Abstract

Japanese artist Tomoko Kōnoike’s (1960- ) work underwent a radical transformation after the earthquake and tsunami in northeastern Japan (Tōhoku) on March 11, 2011, which also caused the Fukushima nuclear power plant accident, making it the most devastating case of a combined natural and man-made disaster in Japan. For those living in Japan, this triple disaster has posed a fundamental question regarding human beings’ relationship with nature, urging them to rethink radically the ways in which social, cultural, and economic activities have been organized and conducted at the expense of the natural environment and its nonhuman inhabitants. One of the most distinctive changes in Kōnoike’s work is to do with the representation of animals and human–animal hybrids, motifs that have been central to her work from the earliest stage. The most prominent is the motif of the wolf-girl hybrid that she has reworked in various media and that has been interpreted as a symbolic figure that transcends binary oppositions.
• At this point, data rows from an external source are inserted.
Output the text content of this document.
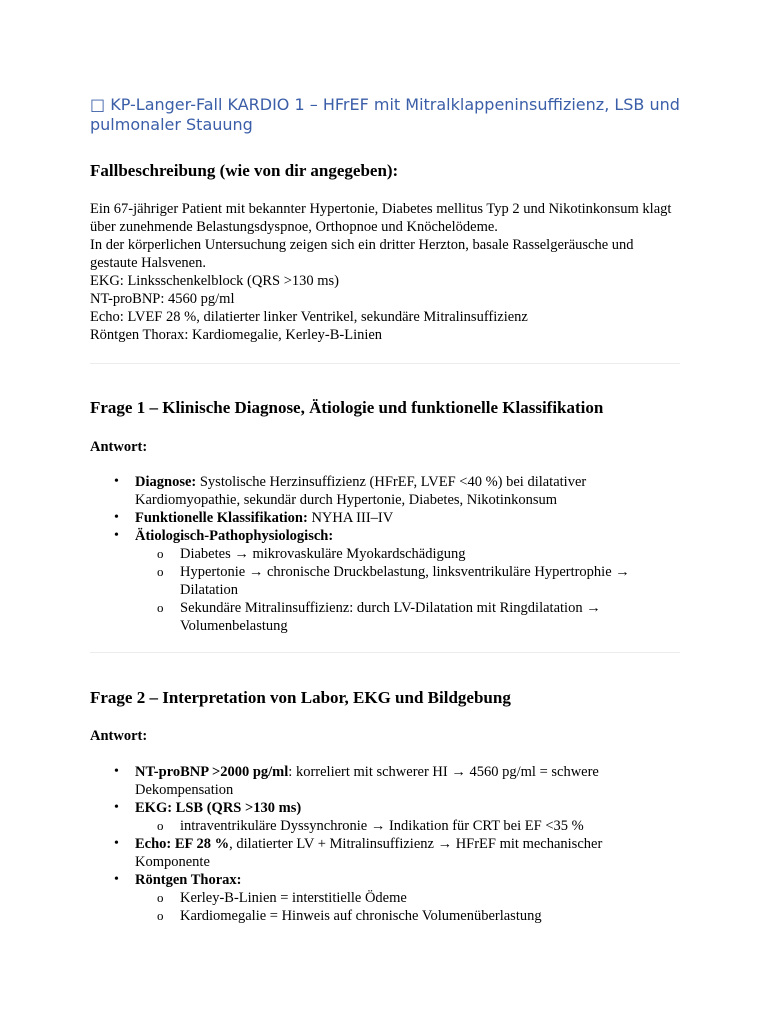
□ KP-Langer-Fall KARDIO 1 – HFrEF mit Mitralklappeninsuffizienz, LSB und pulmonaler Stauung

Fallbeschreibung (wie von dir angegeben):

Ein 67-jähriger Patient mit bekannter Hypertonie, Diabetes mellitus Typ 2 und Nikotinkonsum klagt über zunehmende Belastungsdyspnoe, Orthopnoe und Knöchelödeme.

In der körperlichen Untersuchung zeigen sich ein dritter Herzton, basale Rasselgeräusche und gestaute Halsvenen.

EKG: Linksschenkelblock (QRS >130 ms)

NT-proBNP: 4560 pg/ml

Echo: LVEF 28 %, dilatierter linker Ventrikel, sekundäre Mitralinsuffizienz

Röntgen Thorax: Kardiomegalie, Kerley-B-Linien

Frage 1 – Klinische Diagnose, Ätiologie und funktionelle Klassifikation

Antwort:

• Diagnose: Systolische Herzinsuffizienz (HFrEF, LVEF <40 %) bei dilatativer Kardiomyopathie, sekundär durch Hypertonie, Diabetes, Nikotinkonsum
• Funktionelle Klassifikation: NYHA III–IV
• Ätiologisch-Pathophysiologisch:
o Diabetes → mikrovaskuläre Myokardschädigung
o Hypertonie → chronische Druckbelastung, linksventrikuläre Hypertrophie → Dilatation
o Sekundäre Mitralinsuffizienz: durch LV-Dilatation mit Ringdilatation → Volumenbelastung

Frage 2 – Interpretation von Labor, EKG und Bildgebung

Antwort:

• NT-proBNP >2000 pg/ml: korreliert mit schwerer HI → 4560 pg/ml = schwere Dekompensation
• EKG: LSB (QRS >130 ms)
o intraventrikuläre Dyssynchronie → Indikation für CRT bei EF <35 %
• Echo: EF 28 %, dilatierter LV + Mitralinsuffizienz → HFrEF mit mechanischer Komponente
• Röntgen Thorax:
o Kerley-B-Linien = interstitielle Ödeme
o Kardiomegalie = Hinweis auf chronische Volumenüberlastung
The cultural anthropologist Shin’ichi Nakazawa, for example, claims that the wolf in Kōnoike’s early work Knifer Life (fig. 1; 2000–01) functions as the “hole” in mythological thinking that “howl[s] from the realm of the dead in the direction of our world” and “calls over the distance with a power that comes from outside the human realm” (Nakazawa 109). As I have discussed elsewhere, the wolf-girl hybrid also evokes the story of Little Red Riding Hood, suggesting the merging of the two characters conceived as antagonistic in traditional fairy tales (Murai 2015).